The Takeover Panel is proposing the following:
- Companies in scope – The Code will apply to a company if it has its registered office in the UK, the Channel Islands or the Isle of Man and either: (a) its securities are admitted to trading on a UK regulated market, a UK MTF, or a stock exchange in the Channel Islands or the Isle of Man (collectively the Panel is referring to these companies as being “UK-listed”); or (b) the company was UK-listed at any time during the three years prior to the relevant date (being the date of the announcement of an offer or possible offer, or other event which has significance under the Code).
- Companies no longer in scope – The Code will no longer apply to a company which was UK-listed more than three years prior to the relevant date; a company whose securities are, or were previously, traded solely on an overseas market; a company whose securities are, or were previously, traded using a “matched bargain facility”; any other unlisted public company; or a private company which filed a prospectus at any time during the 10 years prior to the relevant date.
- Disclosure on delisting – When a company delists, it will have to make appropriate disclosure to its shareholders about the fact that the Code will cease to apply after three years.
- Transitional arrangements – There will be transitional arrangements for companies that will cease to be subject to the Code as a result of these changes. The Panel is proposing that the Code will continue to apply to those companies for three years from the implementation date of these rule changes. This is to allow these companies to put in place alternative arrangements such as making appropriate amendments to their articles of association or enabling shareholders to exit their investment if they do not wish to be shareholders in the company without the protections afforded by the Code.
The consultation closes on 31 July 2024. The Panel says that it intends to publish a response statement in autumn 2024 and the implementation date will be approximately one month later.
We discuss the Takeover Panel’s proposals in the latest episode of our public M&A podcast series, which you can listen to here.
Practice Statement 31 on private sales processes
Practice Statement 31 sets out the Takeover Panel's approach to formal sale processes, strategic reviews, etc and when, for example, potential offerors have to be named in those situations.

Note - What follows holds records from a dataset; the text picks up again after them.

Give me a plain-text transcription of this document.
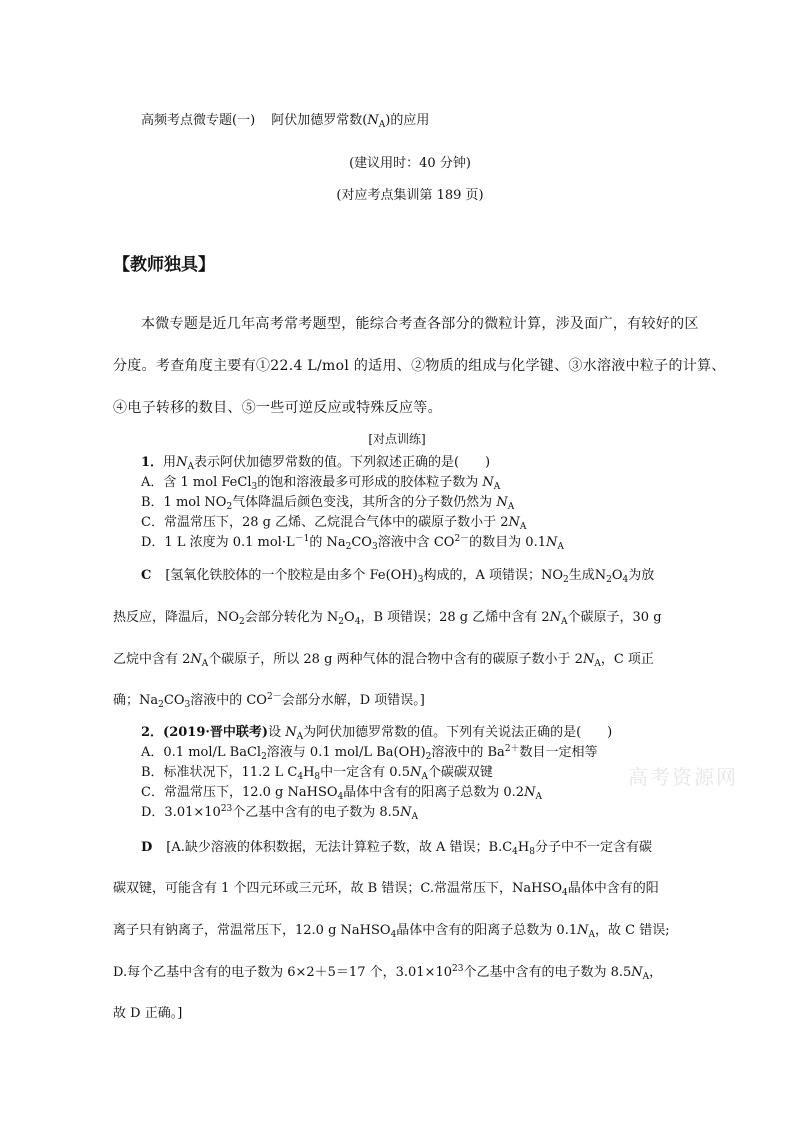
高频考点微专题(一) 阿伏加德罗常数$(N_A)$的应用
(建议用时：40 分钟)
(对应考点集训第 189 页)
【教师独具】
本微专题是近几年高考常考题型，能综合考查各部分的微粒计算，涉及面广，有较好的区
分度。考查角度主要有①22.4 L/mol 的适用、②物质的组成与化学键、③水溶液中粒子的计算、
④电子转移的数目、⑤一些可逆反应或特殊反应等。
[对点训练]
1．用$N_A$表示阿伏加德罗常数的值。下列叙述正确的是(　　)
A．含 1 mol FeCl$_3$的饱和溶液最多可形成的胶体粒子数为 $N_A$
B．1 mol $NO_2$气体降温后颜色变浅，其所含的分子数仍然为 $N_A$
C．常温常压下，28 g 乙烯、乙烷混合气体中的碳原子数小于 $2N_A$
D．1 L 浓度为 0.1 $mol\cdot L^{-1}$的 $Na_2CO_3$溶液中含 $CO^{2-}$的数目为 $0.1N_A$
C [氢氧化铁胶体的一个胶粒是由多个 $Fe(OH)_3$构成的，A 项错误；$NO_2$生成$N_2O_4$为放
热反应，降温后，$NO_2$会部分转化为 $N_2O_4$，B 项错误；28 g 乙烯中含有 $2N_A$个碳原子，30 g
乙烷中含有 $2N_A$个碳原子，所以 28 g 两种气体的混合物中含有的碳原子数小于 $2N_A$，C 项正
确；$Na_2CO_3$溶液中的 $CO^{2-}$会部分水解，D 项错误。]
2．(2019·晋中联考)设 $N_A$为阿伏加德罗常数的值。下列有关说法正确的是(　　)
A．0.1 mol/L BaCl$_2$溶液与 0.1 mol/L $Ba(OH)_2$溶液中的 $Ba^{2+}$数目一定相等
B．标准状况下，11.2 L $C_4H_8$中一定含有 $0.5N_A$个碳碳双键
C．常温常压下，12.0 g NaHSO$_4$晶体中含有的阳离子总数为 $0.2N_A$
D．$3.01\times 10^{23}$个乙基中含有的电子数为 $8.5N_A$
D [A.缺少溶液的体积数据，无法计算粒子数，故 A 错误；$B.C_4H_8$分子中不一定含有碳
碳双键，可能含有 1 个四元环或三元环，故 B 错误；C.常温常压下，NaHSO$_4$晶体中含有的阳
离子只有钠离子，常温常压下，12.0 g NaHSO$_4$晶体中含有的阳离子总数为 $0.1N_A$，故 C 错误;
D.每个乙基中含有的电子数为 6×2＋5＝17 个，$3.01\times 10^{23}$个乙基中含有的电子数为 $8.5N_A$，
故 D 正确。]
高考资源网
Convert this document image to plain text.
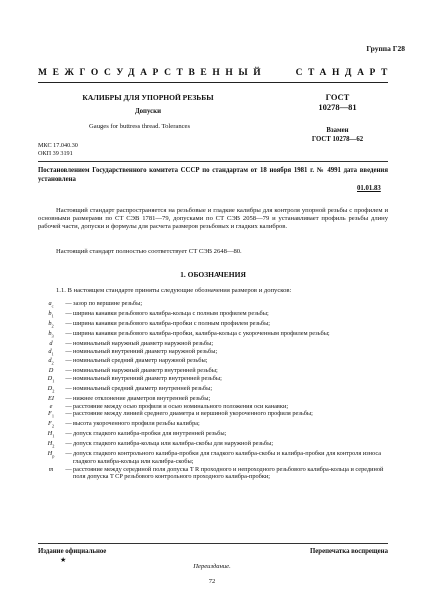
Группа Г28
МЕЖГОСУДАРСТВЕННЫЙ	СТАНДАРТ
КАЛИБРЫ ДЛЯ УПОРНОЙ РЕЗЬБЫ
Допуски
Gauges for buttress thread. Tolerances
ГОСТ
10278—81
Взамен
ГОСТ 10278—62
МКС 17.040.30
ОКП 39 3191
Постановлением Государственного комитета СССР по стандартам от 18 ноября 1981 г. № 4991 дата введения установлена
01.01.83
Настоящий стандарт распространяется на резьбовые и гладкие калибры для контроля упорной резьбы с профилем и основными размерами по СТ СЭВ 1781—79, допусками по СТ СЭВ 2058—79 и устанавливает профиль резьбы длину рабочей части, допуски и формулы для расчета размеров резьбовых и гладких калибров.
Настоящий стандарт полностью соответствует СТ СЭВ 2648—80.
1. ОБОЗНАЧЕНИЯ
1.1. В настоящем стандарте приняты следующие обозначения размеров и допусков:
$a_c$	— зазор по вершине резьбы;
$b_1$	— ширина канавки резьбового калибра-кольца с полным профилем резьбы;
$b_2$	— ширина канавки резьбового калибра-пробки с полным профилем резьбы;
$b_3$	— ширина канавки резьбового калибра-пробки, калибра-кольца с укороченным профилем резьбы;
d	— номинальный наружный диаметр наружной резьбы;
$d_1$	— номинальный внутренний диаметр наружной резьбы;
$d_2$	— номинальный средний диаметр наружной резьбы;
D	— номинальный наружный диаметр внутренней резьбы;
$D_1$	— номинальный внутренний диаметр внутренней резьбы;
$D_2$	— номинальный средний диаметр внутренней резьбы;
EI	— нижнее отклонение диаметров внутренней резьбы;
e	— расстояние между осью профиля и осью номинального положения оси канавки;
$F_1$	— расстояние между линией среднего диаметра и вершиной укороченного профиля резьбы;
$F_2$	— высота укороченного профиля резьбы калибра;
$H_1$	— допуск гладкого калибра-пробки для внутренней резьбы;
$H_2$	— допуск гладкого калибра-кольца или калибра-скобы для наружной резьбы;
$H_p$	— допуск гладкого контрольного калибра-пробки для гладкого калибра-скобы и калибра-пробки для контроля износа гладкого калибра-кольца или калибра-скобы;
m	— расстояние между серединой поля допуска T R проходного и непроходного резьбового калибра-кольца и серединой поля допуска T CP резьбового контрольного проходного калибра-пробки;
Издание официальное
★
Перепечатка воспрещена
Переиздание.
72
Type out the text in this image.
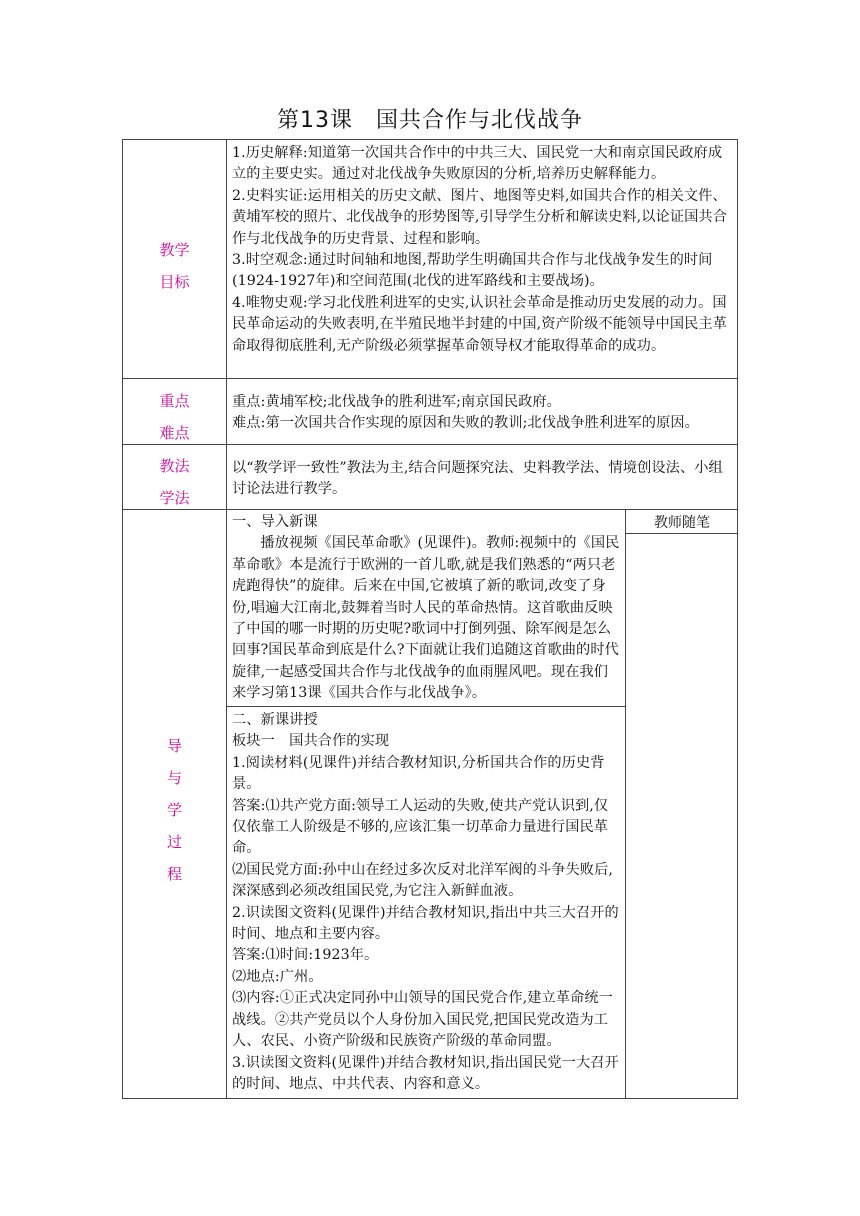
第13课　国共合作与北伐战争
教学
目标

1.历史解释:知道第一次国共合作中的中共三大、国民党一大和南京国民政府成立的主要史实。通过对北伐战争失败原因的分析,培养历史解释能力。

2.史料实证:运用相关的历史文献、图片、地图等史料,如国共合作的相关文件、黄埔军校的照片、北伐战争的形势图等,引导学生分析和解读史料,以论证国共合作与北伐战争的历史背景、过程和影响。

3.时空观念:通过时间轴和地图,帮助学生明确国共合作与北伐战争发生的时间(1924-1927年)和空间范围(北伐的进军路线和主要战场)。

4.唯物史观:学习北伐胜利进军的史实,认识社会革命是推动历史发展的动力。国民革命运动的失败表明,在半殖民地半封建的中国,资产阶级不能领导中国民主革命取得彻底胜利,无产阶级必须掌握革命领导权才能取得革命的成功。

重点
难点

重点:黄埔军校;北伐战争的胜利进军;南京国民政府。

难点:第一次国共合作实现的原因和失败的教训;北伐战争胜利进军的原因。

教法
学法

以“教学评一致性”教法为主,结合问题探究法、史料教学法、情境创设法、小组讨论法进行教学。

导
与
学
过
程

一、导入新课

播放视频《国民革命歌》(见课件)。教师:视频中的《国民革命歌》本是流行于欧洲的一首儿歌,就是我们熟悉的“两只老虎跑得快”的旋律。后来在中国,它被填了新的歌词,改变了身份,唱遍大江南北,鼓舞着当时人民的革命热情。这首歌曲反映了中国的哪一时期的历史呢?歌词中打倒列强、除军阀是怎么回事?国民革命到底是什么?下面就让我们追随这首歌曲的时代旋律,一起感受国共合作与北伐战争的血雨腥风吧。现在我们来学习第13课《国共合作与北伐战争》。

二、新课讲授

板块一　国共合作的实现

1.阅读材料(见课件)并结合教材知识,分析国共合作的历史背景。

答案:⑴共产党方面:领导工人运动的失败,使共产党认识到,仅仅依靠工人阶级是不够的,应该汇集一切革命力量进行国民革命。

⑵国民党方面:孙中山在经过多次反对北洋军阀的斗争失败后,深深感到必须改组国民党,为它注入新鲜血液。

2.识读图文资料(见课件)并结合教材知识,指出中共三大召开的时间、地点和主要内容。

答案:⑴时间:1923年。

⑵地点:广州。

⑶内容:①正式决定同孙中山领导的国民党合作,建立革命统一战线。②共产党员以个人身份加入国民党,把国民党改造为工人、农民、小资产阶级和民族资产阶级的革命同盟。

3.识读图文资料(见课件)并结合教材知识,指出国民党一大召开的时间、地点、中共代表、内容和意义。

教师随笔
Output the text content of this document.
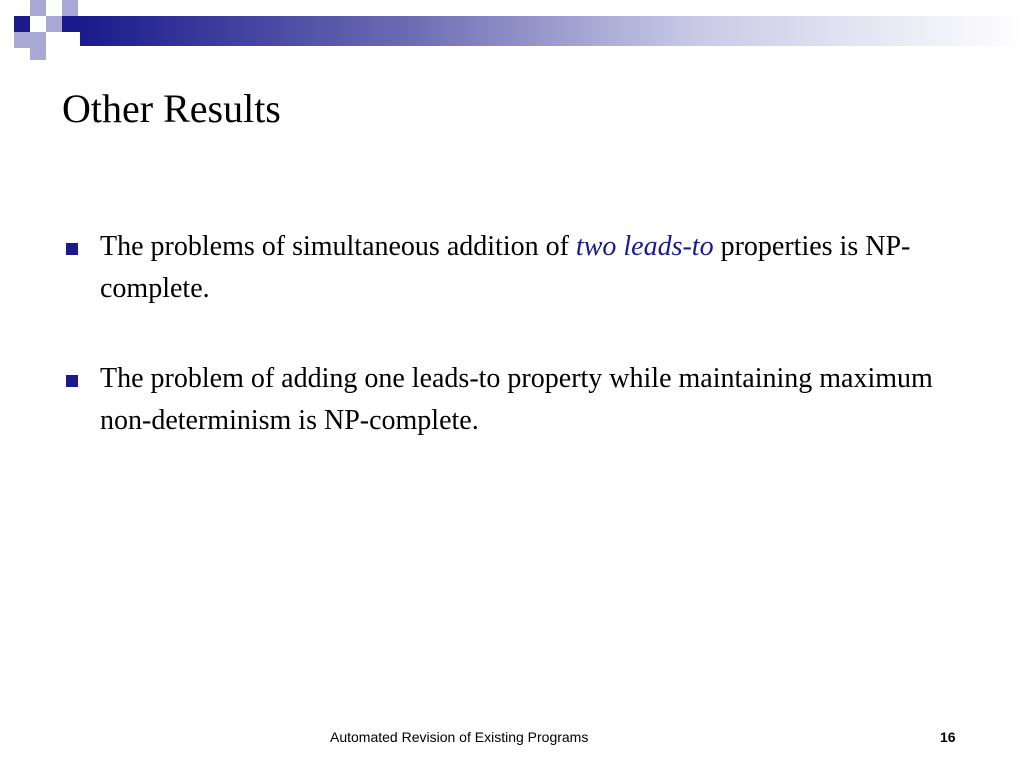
Other Results
The problems of simultaneous addition of two leads-to properties is NP-complete.
The problem of adding one leads-to property while maintaining maximum non-determinism is NP-complete.
Automated Revision of Existing Programs	16
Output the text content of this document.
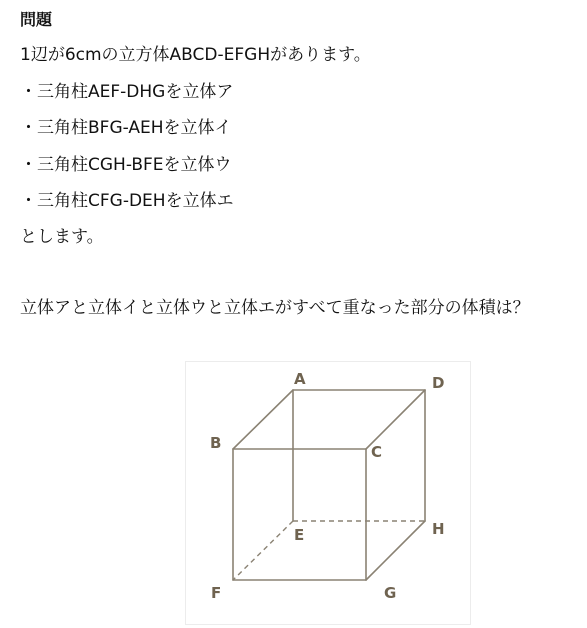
問題
1辺が6cmの立方体ABCD-EFGHがあります。
・三角柱AEF-DHGを立体ア
・三角柱BFG-AEHを立体イ
・三角柱CGH-BFEを立体ウ
・三角柱CFG-DEHを立体エ
とします。
立体アと立体イと立体ウと立体エがすべて重なった部分の体積は？
A	D
B	C
E	H
F	G
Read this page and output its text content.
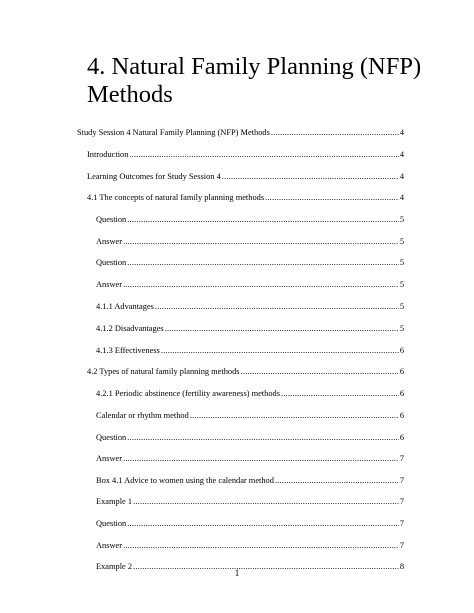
4. Natural Family Planning (NFP) Methods
Study Session 4 Natural Family Planning (NFP) Methods .....	4
Introduction .....	4
Learning Outcomes for Study Session 4 .....	4
4.1 The concepts of natural family planning methods .....	4
Question .....	5
Answer .....	5
Question .....	5
Answer .....	5
4.1.1 Advantages .....	5
4.1.2 Disadvantages .....	5
4.1.3 Effectiveness .....	6
4.2 Types of natural family planning methods .....	6
4.2.1 Periodic abstinence (fertility awareness) methods .....	6
Calendar or rhythm method .....	6
Question .....	6
Answer .....	7
Box 4.1 Advice to women using the calendar method .....	7
Example 1 .....	7
Question .....	7
Answer .....	7
Example 2 .....	8
1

It has been updated, as described in Panel Statement 2024/12, to set out the Panel's approach to private sale processes (that is where a company initiates discussions on a private basis with more than one potential offeror and chooses not to announce those discussions).
If a company makes an announcement in respect of what was, until that point, a private sale process (whether voluntarily or in response to rumour or speculation or share price movement), that will commence an offer period in relation to the company, and trigger the requirement to identify any potential offeror with which the company is in talks, or from which an approach has been received (under Rule 2.4(a)). The Panel has updated the Practice Statement to say that where a company is genuinely initiating a private sale process, the requirement to identify any potential offeror may not be appropriate and it may be acceptable for the company to be required to identify a potential offeror only if it has been specifically identified in any relevant rumour or speculation.
The Panel has also issued an updated version of the Takeover Code. The changes, which are only minor, are described in Panel Statement 2024/13.